Уильям Голдинг - Свободное падение
– Доброе утро, капитан Маунтджой. Называть вас мистер, или Сэмюэл, или даже Сэмми? Не хотите ли сесть?
Он обернулся к солдату, стоящему от меня слева, что-то быстро сказал ему по-немецки, и тот подвинул мне металлический стул с матерчатым сиденьем. Человек за столом наклонился вперед:
– Меня зовут Хальде. Доктор Хальде. Будем знакомиться.

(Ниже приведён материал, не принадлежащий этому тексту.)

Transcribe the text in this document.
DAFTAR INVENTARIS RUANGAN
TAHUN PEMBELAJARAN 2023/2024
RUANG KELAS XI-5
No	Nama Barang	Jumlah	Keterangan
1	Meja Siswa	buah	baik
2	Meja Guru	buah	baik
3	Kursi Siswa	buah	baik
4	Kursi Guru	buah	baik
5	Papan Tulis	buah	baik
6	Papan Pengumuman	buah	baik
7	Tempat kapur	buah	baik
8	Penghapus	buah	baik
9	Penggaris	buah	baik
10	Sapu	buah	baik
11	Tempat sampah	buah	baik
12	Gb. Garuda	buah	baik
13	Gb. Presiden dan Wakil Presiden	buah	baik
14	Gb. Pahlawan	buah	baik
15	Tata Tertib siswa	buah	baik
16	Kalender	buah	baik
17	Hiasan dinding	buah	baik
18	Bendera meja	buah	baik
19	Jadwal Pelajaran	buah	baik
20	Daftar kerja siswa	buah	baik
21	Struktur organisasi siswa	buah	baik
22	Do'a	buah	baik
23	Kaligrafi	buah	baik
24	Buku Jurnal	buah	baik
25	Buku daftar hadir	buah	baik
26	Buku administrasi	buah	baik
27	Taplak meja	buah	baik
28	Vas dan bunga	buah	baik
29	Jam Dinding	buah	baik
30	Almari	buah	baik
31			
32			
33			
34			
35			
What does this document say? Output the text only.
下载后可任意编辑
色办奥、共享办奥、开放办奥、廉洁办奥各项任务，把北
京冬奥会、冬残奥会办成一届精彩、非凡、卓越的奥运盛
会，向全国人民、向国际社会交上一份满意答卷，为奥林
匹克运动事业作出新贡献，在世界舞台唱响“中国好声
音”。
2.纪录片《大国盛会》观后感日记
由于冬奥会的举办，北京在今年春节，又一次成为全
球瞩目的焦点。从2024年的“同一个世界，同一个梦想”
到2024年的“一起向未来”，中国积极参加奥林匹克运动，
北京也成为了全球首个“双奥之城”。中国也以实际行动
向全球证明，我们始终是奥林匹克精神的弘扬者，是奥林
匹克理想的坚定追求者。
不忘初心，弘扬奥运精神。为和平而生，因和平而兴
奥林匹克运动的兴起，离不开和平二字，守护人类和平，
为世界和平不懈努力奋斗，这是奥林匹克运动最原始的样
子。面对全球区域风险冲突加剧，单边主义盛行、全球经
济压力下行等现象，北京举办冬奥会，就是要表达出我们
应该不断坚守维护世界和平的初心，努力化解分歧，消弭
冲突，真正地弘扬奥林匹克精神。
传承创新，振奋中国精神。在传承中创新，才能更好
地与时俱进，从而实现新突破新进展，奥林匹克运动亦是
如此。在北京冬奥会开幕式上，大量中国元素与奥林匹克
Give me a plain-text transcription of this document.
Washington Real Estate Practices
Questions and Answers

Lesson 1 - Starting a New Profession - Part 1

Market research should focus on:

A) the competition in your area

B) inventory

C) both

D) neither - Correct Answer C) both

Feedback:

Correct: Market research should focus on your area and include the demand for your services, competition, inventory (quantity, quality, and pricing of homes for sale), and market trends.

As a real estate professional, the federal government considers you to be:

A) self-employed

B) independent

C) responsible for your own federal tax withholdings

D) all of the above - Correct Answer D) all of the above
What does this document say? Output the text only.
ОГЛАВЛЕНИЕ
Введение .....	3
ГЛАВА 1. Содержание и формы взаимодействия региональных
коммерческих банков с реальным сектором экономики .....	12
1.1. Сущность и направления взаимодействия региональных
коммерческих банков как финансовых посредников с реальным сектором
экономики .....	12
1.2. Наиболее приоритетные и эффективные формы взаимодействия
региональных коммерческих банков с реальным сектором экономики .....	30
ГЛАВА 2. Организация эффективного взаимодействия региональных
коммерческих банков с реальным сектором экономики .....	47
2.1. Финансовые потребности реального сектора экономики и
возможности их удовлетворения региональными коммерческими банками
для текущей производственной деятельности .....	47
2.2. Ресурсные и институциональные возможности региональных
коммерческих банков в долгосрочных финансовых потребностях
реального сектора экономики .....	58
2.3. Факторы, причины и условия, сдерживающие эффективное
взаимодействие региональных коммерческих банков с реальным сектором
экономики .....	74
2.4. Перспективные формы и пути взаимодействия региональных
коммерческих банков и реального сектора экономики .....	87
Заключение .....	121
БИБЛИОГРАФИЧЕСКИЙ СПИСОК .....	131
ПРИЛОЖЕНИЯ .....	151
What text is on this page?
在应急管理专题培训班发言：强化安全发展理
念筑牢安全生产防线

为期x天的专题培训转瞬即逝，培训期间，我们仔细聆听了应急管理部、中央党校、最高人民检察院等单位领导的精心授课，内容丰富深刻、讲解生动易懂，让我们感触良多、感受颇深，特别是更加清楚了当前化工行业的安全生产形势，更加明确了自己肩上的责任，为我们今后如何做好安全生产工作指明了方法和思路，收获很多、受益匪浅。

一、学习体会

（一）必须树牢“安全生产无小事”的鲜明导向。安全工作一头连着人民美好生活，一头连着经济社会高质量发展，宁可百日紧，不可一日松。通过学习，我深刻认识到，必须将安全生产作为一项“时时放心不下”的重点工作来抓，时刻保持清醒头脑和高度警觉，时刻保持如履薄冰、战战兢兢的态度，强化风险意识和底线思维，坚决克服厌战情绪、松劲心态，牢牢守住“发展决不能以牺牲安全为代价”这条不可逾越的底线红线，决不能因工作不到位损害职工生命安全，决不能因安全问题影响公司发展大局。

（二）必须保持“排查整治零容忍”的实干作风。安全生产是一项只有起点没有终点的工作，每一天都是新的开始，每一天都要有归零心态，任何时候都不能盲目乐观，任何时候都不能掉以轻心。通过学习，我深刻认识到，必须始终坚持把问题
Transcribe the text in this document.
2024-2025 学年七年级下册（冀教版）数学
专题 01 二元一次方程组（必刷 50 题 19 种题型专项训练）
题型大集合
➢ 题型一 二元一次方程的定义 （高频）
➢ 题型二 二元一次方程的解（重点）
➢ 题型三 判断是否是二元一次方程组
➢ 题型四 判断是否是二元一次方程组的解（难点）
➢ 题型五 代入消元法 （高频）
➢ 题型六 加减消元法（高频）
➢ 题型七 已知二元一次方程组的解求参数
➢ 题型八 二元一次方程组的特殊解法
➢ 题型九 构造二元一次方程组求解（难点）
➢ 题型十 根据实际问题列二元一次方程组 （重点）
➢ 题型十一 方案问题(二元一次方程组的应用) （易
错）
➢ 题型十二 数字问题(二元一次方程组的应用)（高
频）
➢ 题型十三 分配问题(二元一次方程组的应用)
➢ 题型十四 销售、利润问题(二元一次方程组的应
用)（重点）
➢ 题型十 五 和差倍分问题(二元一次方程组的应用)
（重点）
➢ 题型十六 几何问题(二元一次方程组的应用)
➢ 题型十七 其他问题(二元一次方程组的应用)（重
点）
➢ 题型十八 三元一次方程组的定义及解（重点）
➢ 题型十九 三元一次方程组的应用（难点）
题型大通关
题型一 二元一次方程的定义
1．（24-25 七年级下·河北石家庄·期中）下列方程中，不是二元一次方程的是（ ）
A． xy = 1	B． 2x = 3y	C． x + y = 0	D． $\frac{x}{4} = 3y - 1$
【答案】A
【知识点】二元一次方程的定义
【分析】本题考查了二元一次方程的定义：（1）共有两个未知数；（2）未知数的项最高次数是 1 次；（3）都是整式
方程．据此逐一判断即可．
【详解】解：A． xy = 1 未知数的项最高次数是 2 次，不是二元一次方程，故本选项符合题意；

И при этом он еще улыбался – не леденящей, а откровенной и дружелюбной улыбкой; синие глаза лучились, щеки налезали на скулы. И я сразу услышал, как безукоризненно он говорит по-английски. Комендант объяснялся с нами по большей части через переводчика или на короткой гортанной немецко-английской смеси. Доктор Хальде говорил по-английски лучше, чем я. Я говорил на грубом, неправильном повседневном языке, а он – на таком же аскетически безупречном, каким было его лицо. Каждая произносимая им фраза отличалась той чистотой, которая соответствует ясному и логическому уму. Мои фразы были смазанными и торопливыми и произносились голосом человека, никогда не шлифовавшего себе мозги, не думавшего, ни в чем не уверенного. И тем не менее его голос выдавал иностранца, космополита, это был голос для изложения отвлеченных идей, голос, который, пожалуй, лучше бы передали математические символы, чем печатное слово. И хотя его «п» и «б» четко различались, они звучали излишне резко: одни – на какую-то долю глуше, другие – звонче, словно у него свербило в носу.
– Так удобнее?
Доктор каких наук? Сама форма головы была у него на редкость изящной. В первый момент она казалась кругловатой, потому что в глаза прежде всего бросалась гладкая лысая макушка, прикрытая черным зачесом, но, по мере того как взгляд скользил вниз, обнаруживалось, что «круглая» – не то слово: лицо и голова в целом вписывались в овал, пошире у макушки, поуже у подбородка. Лоб у него был огромный – самая широкая часть овала, – и уже сильно поредевшие волосы. Нос – длинный, а в неглубоких впадинах сидели глаза удивительной васильковой синевы.
Доктор философии?
Но больше всего его лицо поражало не изысканностью строения черепной коробки, а тугой плотью. Многое можно узнать по общему состоянию этой органической ткани. Если она изношена только из-за болезни, следы причиненных ею страданий невозможно скрыть. Но на этом лице ткань была здоровой, хотя бледной и тонкой в такой степени, какая совпадала с кожей, обтягивавшей лоб и скулы. Будь она еще тоньше, уже просвечивал бы череп. Несколько морщин вряд ли явились результатом страданий, но скорее размышлений и благодушия. Прибавьте сюда изящные руки с почти прозрачными пальцами – и перед вами портрет аскета. Человека с телом святого.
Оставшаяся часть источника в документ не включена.